Regardless of the tact taken, the ultimate measure of effectiveness is whether or not consumers are prepared to pay a premium, according to Elliot Wilson, managing director of Elmwood London. What separates a good piece of limited edition packaging from a bad one is connecting with the consumer.
“I am sure the aisles are littered with bad limited edition packs but people don’t notice them because they never resonated in the first place,” says Wilson. “Good limited edition packaging will run out and not be repeated. Bad limited edition packs will just be classic runs of product that have not been limited in any way. The clue is in the name: limited.”
Five of the best
Milkshake brand Shaken Udder decided to revamp its bottle label to highlight the British ingredients it uses in its shakes. The redesigned label playfully features a Union Flag, bunting and a crown placed on its cow logo.
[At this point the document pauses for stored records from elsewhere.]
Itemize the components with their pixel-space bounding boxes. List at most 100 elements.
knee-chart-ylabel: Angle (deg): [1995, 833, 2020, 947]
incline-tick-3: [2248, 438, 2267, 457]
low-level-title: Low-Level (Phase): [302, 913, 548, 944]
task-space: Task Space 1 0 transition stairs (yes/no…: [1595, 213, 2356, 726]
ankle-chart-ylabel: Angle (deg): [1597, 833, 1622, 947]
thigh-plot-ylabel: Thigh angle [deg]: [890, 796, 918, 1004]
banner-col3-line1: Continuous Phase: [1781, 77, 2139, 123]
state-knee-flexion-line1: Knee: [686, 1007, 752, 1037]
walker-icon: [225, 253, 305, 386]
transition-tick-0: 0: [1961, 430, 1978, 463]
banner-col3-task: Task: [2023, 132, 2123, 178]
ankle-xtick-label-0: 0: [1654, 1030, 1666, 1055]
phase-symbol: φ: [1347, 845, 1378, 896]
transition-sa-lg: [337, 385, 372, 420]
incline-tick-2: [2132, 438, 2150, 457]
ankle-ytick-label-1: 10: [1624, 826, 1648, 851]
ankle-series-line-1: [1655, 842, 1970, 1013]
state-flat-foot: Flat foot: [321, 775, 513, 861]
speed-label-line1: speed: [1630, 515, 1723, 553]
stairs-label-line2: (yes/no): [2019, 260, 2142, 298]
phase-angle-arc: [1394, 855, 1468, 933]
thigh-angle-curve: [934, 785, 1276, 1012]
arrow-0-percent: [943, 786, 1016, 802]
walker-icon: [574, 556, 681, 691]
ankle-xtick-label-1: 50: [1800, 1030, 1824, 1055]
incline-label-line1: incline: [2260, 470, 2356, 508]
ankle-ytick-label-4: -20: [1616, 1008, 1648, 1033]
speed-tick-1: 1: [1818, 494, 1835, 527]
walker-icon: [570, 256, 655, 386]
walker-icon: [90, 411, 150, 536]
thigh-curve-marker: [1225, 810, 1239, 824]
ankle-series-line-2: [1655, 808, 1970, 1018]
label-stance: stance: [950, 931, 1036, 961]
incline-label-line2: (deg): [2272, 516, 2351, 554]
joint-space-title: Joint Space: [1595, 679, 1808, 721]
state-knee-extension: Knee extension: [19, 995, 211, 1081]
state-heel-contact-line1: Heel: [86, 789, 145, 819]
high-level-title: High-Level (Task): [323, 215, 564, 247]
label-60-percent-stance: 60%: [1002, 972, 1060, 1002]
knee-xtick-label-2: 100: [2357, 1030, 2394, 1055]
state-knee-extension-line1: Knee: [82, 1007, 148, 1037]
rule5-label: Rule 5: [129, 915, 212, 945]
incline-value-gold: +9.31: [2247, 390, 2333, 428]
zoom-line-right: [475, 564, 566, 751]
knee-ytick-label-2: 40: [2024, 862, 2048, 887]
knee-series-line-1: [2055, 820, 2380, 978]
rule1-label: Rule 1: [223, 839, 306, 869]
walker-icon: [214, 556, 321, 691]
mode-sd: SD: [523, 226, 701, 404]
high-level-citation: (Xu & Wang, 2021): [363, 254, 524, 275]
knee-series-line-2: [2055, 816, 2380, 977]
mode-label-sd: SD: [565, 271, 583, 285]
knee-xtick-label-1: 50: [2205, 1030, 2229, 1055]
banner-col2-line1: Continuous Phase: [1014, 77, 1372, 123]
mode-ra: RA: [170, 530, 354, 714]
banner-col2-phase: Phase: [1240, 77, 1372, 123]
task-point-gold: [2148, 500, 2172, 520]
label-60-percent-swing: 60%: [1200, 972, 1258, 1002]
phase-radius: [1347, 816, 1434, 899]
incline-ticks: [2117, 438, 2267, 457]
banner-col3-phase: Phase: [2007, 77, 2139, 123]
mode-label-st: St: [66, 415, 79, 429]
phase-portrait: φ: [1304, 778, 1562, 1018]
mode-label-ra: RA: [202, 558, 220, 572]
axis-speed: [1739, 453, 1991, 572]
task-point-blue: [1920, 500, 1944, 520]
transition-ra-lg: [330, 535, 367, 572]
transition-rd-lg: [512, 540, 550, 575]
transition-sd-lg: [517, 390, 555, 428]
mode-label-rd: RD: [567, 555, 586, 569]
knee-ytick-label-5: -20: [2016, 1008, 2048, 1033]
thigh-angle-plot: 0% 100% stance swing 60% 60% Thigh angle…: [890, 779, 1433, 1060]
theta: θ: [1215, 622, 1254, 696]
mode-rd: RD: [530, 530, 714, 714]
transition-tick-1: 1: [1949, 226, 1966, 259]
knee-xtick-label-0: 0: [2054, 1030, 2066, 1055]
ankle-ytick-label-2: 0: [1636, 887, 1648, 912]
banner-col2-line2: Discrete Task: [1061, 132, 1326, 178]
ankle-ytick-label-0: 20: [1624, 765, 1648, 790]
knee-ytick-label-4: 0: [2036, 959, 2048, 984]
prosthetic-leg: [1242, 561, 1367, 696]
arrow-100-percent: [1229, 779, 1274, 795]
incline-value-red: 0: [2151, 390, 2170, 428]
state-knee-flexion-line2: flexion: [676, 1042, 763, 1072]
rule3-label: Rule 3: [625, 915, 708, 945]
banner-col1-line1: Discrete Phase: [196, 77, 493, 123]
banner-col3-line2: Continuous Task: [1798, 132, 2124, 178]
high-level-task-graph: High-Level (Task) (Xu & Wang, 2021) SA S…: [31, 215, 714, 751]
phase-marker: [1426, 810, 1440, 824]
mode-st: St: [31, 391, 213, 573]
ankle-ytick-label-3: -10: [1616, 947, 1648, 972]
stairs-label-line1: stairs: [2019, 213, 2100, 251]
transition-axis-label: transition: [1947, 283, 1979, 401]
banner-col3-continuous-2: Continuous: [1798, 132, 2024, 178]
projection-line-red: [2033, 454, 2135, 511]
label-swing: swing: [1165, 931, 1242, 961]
Not content with conjuring up a Jubilee themed pack, organic yoghurt company Rachel’s decided to launch a limited edition flavour to tie in with the royal celebrations.
The quintessentially British Strawberries and Cream flavoured yoghurt is bang on message for the brand, says marketing manager Andrew Curzon, as it reinforces the fact that Rachel’s is organically produced in the UK and is proud of its British heritage. “Producing a limited edition packaging brings excitement, interest and fun to a product category as well as encouraging new consumers to try the brand,” explains Curzon.
For Pernod Ricard the Queen’s Diamond Jubilee provided a perfect fit for brands like Royal Salute whisky and Beefeater gin. For the latter the company produced an ‘Inside London’ bottle, adorned with the capital’s iconic pillar box red and featuring a transparent silhouette of the brand’s famous yeoman warder.
Flash and Ariel
The Olympics has formed a key part of P&G’s brands including Flash and Ariel, with the Games ribbon currently adorning packs. But the campaign goes beyond branding; the company has linked up with the Mayor of London for the Capital Clean Up campaign.
Crisp maker Tyrrells has also innovated its product to play in the Union Jack space by producing red, white and blue crisps, consisting of three coloured potato varieties. The £2.99 150g bags were stocked at supermarkets including Waitrose.